Die Unwirtschaftlichkeit von S21 hat auch eine strafrechtliche Dimension: Aufsichtsräte und Manager, die wissentlich unwirtschaftliche Entscheidungen zu Lasten ihres Unternehmens treffen, machen sich der Untreue schuldig. Schon 2013, als nach massiver Intervention des damaligen Kanzleramtsministers Pofalla der DB-Aufsichtsrat zu einem Weiterbaubeschluss trotz Kostensteigerung über die Wirtschaftlichkeitsgrenze hinaus genötigt wurde, erstattete Eisenhart von Loeper, Rechtsanwalt und Sprecher des Aktionsbündnisses gegen S21, zusammen mit dem ehemaligen Vorsitzenden Richter am Landgericht Stuttgart, Dieter Reicherter, Anzeige gegen die DB-Verantwortlichen.
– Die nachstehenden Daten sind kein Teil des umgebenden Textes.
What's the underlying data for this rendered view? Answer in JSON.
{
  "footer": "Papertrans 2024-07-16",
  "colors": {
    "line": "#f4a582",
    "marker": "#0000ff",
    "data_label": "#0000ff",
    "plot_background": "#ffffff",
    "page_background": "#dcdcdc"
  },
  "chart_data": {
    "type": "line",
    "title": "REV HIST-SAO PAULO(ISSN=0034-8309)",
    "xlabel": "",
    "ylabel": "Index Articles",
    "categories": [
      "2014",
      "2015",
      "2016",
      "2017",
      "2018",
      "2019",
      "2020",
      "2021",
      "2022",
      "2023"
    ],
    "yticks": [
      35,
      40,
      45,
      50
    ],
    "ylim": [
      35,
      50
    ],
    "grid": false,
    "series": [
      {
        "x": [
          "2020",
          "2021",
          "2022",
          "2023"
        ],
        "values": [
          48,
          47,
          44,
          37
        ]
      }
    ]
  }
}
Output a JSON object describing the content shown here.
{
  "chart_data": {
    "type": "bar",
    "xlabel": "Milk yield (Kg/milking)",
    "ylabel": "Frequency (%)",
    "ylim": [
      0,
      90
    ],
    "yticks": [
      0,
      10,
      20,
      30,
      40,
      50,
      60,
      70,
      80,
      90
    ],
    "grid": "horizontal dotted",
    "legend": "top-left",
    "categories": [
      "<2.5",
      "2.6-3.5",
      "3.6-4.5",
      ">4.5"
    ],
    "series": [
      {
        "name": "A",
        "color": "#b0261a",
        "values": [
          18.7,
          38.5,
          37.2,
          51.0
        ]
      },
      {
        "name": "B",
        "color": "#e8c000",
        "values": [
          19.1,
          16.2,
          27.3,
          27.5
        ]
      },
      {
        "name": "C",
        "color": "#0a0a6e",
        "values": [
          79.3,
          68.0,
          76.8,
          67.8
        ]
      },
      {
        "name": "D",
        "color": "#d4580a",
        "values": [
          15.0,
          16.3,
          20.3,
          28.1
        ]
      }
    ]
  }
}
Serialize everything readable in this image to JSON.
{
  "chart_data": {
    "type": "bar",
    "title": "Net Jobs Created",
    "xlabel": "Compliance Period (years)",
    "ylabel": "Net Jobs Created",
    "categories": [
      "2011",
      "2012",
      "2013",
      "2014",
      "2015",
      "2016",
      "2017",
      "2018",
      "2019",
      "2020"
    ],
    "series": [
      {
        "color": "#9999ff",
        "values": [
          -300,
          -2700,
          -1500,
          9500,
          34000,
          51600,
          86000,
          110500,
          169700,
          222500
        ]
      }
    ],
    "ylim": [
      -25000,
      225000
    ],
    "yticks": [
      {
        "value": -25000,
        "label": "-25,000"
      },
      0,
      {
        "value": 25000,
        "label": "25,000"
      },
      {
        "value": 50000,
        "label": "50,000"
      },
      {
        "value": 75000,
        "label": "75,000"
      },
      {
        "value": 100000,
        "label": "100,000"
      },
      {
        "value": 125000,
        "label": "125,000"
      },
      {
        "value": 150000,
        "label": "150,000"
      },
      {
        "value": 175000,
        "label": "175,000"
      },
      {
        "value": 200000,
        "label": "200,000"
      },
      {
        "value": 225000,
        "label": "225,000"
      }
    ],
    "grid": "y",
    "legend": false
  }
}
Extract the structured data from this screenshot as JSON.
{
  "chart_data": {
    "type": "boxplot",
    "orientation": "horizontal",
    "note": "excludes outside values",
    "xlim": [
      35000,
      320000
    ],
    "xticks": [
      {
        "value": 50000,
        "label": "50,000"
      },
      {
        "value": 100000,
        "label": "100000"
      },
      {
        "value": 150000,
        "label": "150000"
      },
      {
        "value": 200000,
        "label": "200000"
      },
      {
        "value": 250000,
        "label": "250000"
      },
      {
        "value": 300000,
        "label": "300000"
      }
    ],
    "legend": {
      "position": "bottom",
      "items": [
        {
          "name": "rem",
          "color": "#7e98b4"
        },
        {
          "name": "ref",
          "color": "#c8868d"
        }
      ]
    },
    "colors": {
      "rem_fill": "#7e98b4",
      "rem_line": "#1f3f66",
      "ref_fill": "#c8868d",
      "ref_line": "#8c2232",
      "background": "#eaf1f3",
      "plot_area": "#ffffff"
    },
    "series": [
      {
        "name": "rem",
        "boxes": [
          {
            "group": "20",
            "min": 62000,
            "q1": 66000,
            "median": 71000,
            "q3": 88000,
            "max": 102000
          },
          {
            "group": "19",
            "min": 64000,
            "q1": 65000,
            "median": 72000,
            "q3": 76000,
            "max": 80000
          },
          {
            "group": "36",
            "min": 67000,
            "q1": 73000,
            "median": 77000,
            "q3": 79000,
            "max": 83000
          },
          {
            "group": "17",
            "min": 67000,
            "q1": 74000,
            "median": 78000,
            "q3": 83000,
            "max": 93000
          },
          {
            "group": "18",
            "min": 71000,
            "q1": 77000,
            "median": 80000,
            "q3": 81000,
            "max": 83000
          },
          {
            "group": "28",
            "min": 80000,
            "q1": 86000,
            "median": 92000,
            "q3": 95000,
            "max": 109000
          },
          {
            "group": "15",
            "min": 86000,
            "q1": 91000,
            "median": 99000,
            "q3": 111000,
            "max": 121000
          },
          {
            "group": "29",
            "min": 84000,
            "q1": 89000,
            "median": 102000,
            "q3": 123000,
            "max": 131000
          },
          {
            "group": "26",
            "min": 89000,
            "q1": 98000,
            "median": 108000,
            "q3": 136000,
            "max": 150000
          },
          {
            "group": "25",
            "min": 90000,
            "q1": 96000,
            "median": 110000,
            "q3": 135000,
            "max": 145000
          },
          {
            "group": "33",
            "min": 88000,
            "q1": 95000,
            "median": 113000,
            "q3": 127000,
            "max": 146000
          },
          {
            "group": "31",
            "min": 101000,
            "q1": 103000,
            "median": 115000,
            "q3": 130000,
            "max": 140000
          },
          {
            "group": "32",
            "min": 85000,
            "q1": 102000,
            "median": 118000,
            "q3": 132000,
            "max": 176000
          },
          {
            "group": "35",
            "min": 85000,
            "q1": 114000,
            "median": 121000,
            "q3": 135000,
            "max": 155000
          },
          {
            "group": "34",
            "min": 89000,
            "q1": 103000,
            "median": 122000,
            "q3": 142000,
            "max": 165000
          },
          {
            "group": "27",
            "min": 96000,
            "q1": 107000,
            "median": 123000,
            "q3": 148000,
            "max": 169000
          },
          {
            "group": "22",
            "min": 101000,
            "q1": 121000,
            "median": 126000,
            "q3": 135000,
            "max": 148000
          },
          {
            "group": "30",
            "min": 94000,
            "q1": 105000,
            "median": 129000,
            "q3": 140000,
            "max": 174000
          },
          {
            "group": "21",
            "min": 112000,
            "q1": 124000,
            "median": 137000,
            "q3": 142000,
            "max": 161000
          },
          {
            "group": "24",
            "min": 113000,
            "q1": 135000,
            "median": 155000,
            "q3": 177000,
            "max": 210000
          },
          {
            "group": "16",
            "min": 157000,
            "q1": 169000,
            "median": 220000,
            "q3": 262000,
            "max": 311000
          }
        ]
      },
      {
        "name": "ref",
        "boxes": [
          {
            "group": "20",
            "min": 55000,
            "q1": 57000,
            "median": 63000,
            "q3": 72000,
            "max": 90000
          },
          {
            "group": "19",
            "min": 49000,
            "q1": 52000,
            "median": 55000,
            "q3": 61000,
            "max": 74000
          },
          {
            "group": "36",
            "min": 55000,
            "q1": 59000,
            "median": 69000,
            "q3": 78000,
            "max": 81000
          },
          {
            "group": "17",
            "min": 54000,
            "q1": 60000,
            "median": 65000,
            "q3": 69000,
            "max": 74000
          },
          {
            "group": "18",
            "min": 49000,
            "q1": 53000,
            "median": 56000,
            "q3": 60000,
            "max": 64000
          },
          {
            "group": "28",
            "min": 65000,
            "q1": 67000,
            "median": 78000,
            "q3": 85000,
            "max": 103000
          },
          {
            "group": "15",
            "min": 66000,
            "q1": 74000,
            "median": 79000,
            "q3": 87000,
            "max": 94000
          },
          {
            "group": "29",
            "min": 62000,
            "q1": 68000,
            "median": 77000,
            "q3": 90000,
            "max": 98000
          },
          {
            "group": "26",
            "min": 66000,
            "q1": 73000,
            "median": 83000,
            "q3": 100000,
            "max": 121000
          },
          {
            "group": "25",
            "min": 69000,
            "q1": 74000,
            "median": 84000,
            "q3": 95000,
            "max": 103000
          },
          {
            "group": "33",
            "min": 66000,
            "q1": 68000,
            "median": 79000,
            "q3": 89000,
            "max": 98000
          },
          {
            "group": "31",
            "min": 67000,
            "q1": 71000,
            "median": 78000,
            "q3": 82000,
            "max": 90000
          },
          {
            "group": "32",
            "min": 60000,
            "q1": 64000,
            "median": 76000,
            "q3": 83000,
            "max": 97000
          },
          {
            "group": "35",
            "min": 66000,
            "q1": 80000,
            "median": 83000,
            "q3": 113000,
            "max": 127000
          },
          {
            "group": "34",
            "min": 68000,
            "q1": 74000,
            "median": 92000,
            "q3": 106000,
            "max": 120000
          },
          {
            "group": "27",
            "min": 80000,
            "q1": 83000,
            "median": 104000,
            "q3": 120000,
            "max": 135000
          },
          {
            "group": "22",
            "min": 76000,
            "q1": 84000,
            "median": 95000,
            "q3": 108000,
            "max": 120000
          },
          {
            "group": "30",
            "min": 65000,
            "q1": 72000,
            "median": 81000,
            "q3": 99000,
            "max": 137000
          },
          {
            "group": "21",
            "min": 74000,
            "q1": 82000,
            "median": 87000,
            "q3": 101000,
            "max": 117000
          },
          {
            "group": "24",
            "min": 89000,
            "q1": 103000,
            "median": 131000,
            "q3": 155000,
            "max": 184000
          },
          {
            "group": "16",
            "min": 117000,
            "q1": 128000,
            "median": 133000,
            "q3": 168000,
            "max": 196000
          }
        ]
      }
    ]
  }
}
Mit routinierter Regelmäßigkeit weigern sich Berliner Staatsanwaltschaft und Generalstaatsanwaltschaft, Ermittlungen aufzunehmen, obwohl die Anzeigeerstatter ein unabhängiges Rechtsgutachten2, fachliche Stellungnahmen3 und weitere Belege einbrachten. So hatte Bahnchef Lutz im Verkehrsausschuss des Bundestags erklärt, „mit dem Wissen von heute würde man das Projekt nicht mehr bauen“4 und der in den Zeiten der S21-Vertragsabschlüsse im DB-Vorstand für Infrastruktur zuständige Thilo Sarrazin äußerte ebenfalls im Verkehrsausschuss, es sei seinerzeit „aus völlig irrationalen Gründen […] ein politisches Lieblingsprojekt“ gefördert worden, das „komplett unwirtschaftlich“ sei und die Kapazität des Bahnhofs verkleinern werde.5
Man wolle Lehren aus Stuttgart 21 ziehen, so der oft zu hörende Refrain zu dem, was der baden-württembergische Verkehrsminister Winfried Hermann „die größte Fehlentscheidung der Bahngeschichte“ nennt. Wenn es keine juristische Aufarbeitung des Debakels gibt, bei dem am Ende die Steuerzahlenden mit vielen Milliarden für ein absurdes Rückbauprojekt gerade stehen müssen, dann werden jetzige und künftig Verantwortliche daraus lernen: passiert ja nichts, weiter so!
Stand der Dinge: Die Sache liegt jetzt beim Grünen Berliner Justizsenator Dirk Behrendt. Er ist aufgefordert, seine Staatsanwälte zum Jagen zu tragen, bzw. ihnen dafür die nötigen Ressourcen zur Verfügung zu stellen.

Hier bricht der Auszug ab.